Our friend ended up naked, bleeding, requesting we throw a couch at him cause he was convinced he could block it
We did he did.
When I say naked, I mean penis exposed. Not in boxers
I don't know how to say this, but I think you're a fucking bitch and the sooner you die I'll be happier.
Sorry- wrong number! :)
My insides feel lik shag carpet. It is awesome
I walked into cold stone and the guy started preparing a supersized birthday cake remix for "Mrs. Munchies"
he's measuring my pool to see how much jello powder he needs. He got paid today.
I know this request is pointless but you two please try to keep the drinking and drug use to a minimal, I have bail money so write my number on your arm and a "if found call", wear a life jacket and act like a responsible 28 year old please.

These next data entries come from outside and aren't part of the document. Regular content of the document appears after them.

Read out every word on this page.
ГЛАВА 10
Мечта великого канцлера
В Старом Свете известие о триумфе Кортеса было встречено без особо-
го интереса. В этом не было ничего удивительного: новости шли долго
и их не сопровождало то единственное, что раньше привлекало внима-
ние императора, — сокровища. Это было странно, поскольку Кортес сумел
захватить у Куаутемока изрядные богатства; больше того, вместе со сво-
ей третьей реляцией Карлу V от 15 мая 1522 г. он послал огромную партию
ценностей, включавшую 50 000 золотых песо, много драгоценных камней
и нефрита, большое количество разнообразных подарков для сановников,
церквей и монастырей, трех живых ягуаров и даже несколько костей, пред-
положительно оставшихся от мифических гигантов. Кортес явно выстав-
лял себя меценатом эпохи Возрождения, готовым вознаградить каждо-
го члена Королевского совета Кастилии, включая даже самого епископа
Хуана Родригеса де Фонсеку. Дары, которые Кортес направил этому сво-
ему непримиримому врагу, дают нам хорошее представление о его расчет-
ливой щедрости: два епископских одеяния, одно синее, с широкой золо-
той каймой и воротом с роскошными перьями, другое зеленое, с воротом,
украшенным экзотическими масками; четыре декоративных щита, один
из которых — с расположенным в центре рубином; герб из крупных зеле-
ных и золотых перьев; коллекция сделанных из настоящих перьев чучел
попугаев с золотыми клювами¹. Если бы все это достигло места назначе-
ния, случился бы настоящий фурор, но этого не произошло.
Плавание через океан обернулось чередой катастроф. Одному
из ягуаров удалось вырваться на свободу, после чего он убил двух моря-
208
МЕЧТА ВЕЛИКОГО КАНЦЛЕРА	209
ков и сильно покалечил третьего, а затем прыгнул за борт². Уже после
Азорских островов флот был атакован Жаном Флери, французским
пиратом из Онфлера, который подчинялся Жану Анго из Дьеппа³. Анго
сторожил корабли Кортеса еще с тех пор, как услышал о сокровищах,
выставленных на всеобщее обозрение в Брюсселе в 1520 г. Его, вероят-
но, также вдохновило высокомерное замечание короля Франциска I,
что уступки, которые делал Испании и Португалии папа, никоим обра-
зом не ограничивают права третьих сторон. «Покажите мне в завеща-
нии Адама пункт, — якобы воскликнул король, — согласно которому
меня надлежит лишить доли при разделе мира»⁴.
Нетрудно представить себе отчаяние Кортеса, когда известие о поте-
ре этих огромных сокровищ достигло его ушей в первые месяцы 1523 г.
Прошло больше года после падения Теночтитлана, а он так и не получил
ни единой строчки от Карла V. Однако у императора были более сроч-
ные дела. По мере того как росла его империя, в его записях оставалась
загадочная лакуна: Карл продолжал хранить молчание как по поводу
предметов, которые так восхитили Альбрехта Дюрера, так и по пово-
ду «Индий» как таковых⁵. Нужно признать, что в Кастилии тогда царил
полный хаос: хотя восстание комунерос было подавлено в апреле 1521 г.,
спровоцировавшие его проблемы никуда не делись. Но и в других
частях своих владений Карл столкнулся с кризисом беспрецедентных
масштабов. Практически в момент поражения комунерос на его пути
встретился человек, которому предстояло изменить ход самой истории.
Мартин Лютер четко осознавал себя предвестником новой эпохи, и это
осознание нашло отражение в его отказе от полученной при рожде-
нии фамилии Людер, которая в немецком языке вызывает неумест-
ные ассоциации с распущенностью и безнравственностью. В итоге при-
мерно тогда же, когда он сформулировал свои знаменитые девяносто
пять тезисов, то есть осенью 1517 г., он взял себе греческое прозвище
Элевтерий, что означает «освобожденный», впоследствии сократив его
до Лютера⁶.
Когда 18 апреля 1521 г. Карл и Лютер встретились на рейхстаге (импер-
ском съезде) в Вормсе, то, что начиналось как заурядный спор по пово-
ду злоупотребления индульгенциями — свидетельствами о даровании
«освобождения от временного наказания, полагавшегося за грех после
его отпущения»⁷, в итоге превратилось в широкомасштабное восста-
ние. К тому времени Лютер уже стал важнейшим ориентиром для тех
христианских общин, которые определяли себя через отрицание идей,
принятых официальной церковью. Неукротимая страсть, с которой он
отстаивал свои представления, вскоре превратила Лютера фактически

Obviously you've never slept with someone who was deliverance level inbred.
I will also take that commission in the form of weed. Pass that on to the asst. manager.

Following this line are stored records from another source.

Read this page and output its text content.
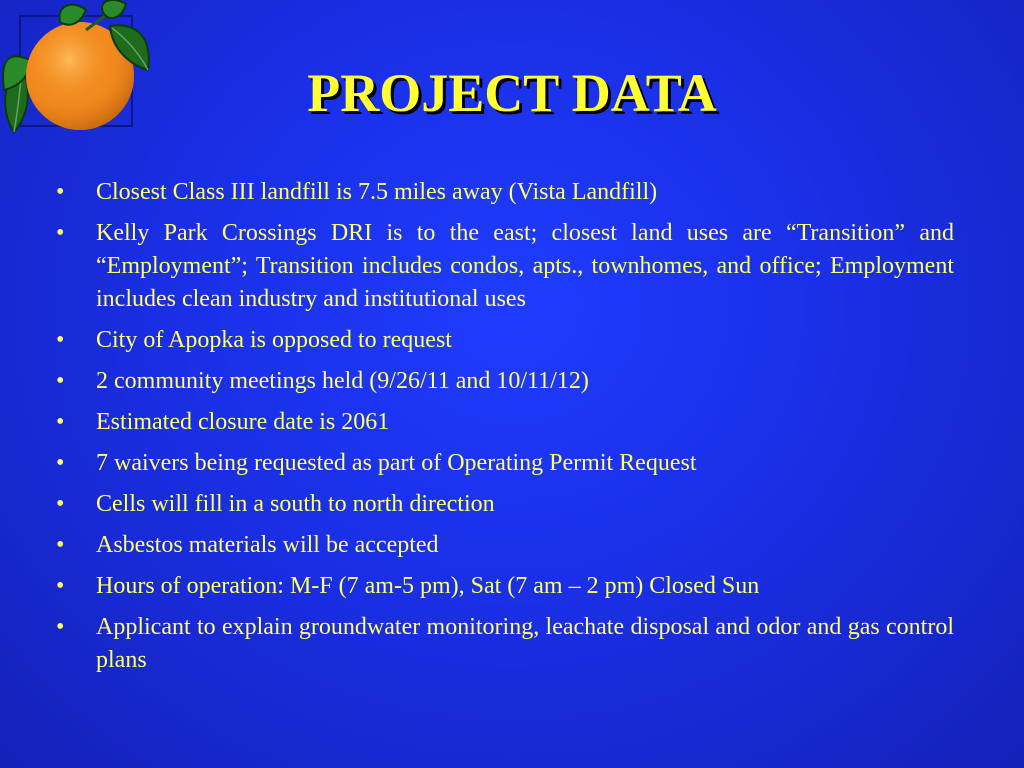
PROJECT DATA
•	Closest Class III landfill is 7.5 miles away (Vista Landfill)
•	Kelly Park Crossings DRI is to the east; closest land uses are “Transition” and “Employment”; Transition includes condos, apts., townhomes, and office; Employment includes clean industry and institutional uses
•	City of Apopka is opposed to request
•	2 community meetings held (9/26/11 and 10/11/12)
•	Estimated closure date is 2061
•	7 waivers being requested as part of Operating Permit Request
•	Cells will fill in a south to north direction
•	Asbestos materials will be accepted
•	Hours of operation: M-F (7 am-5 pm), Sat (7 am – 2 pm) Closed Sun
•	Applicant to explain groundwater monitoring, leachate disposal and odor and gas control plans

I'd rather be castrated by angry chipmunks Than live your life for 24 hours
I rocked my own world, he was just a prop.
New game I thought of while bored on the train. Anytime I get a text from an ex, I will randomly text a different ex. It's like a less charitable version of pay it forward.
Never let me go online shopping while drunk. I now own 2 baby cribs. I have no children
Few clarical questions about last night: 1. How did we get home? 2. Am I wearing your underwear? 3. Where is Andrea? 4. Guy with nose ring last night hot?
1. You tried hitch hiking "like a pro" and flashed cars while sticking out your thumb until I called Michael. 2. I don't know but probably. 3. Who is Andrea? 4. Hot.
We decided it was a good idea to go streaking through the campus. Everything was fine until the sprinklers turned on and we realized the keys were in his pocket.
I miss my innocence.
I miss being able to say, "I've never done this before."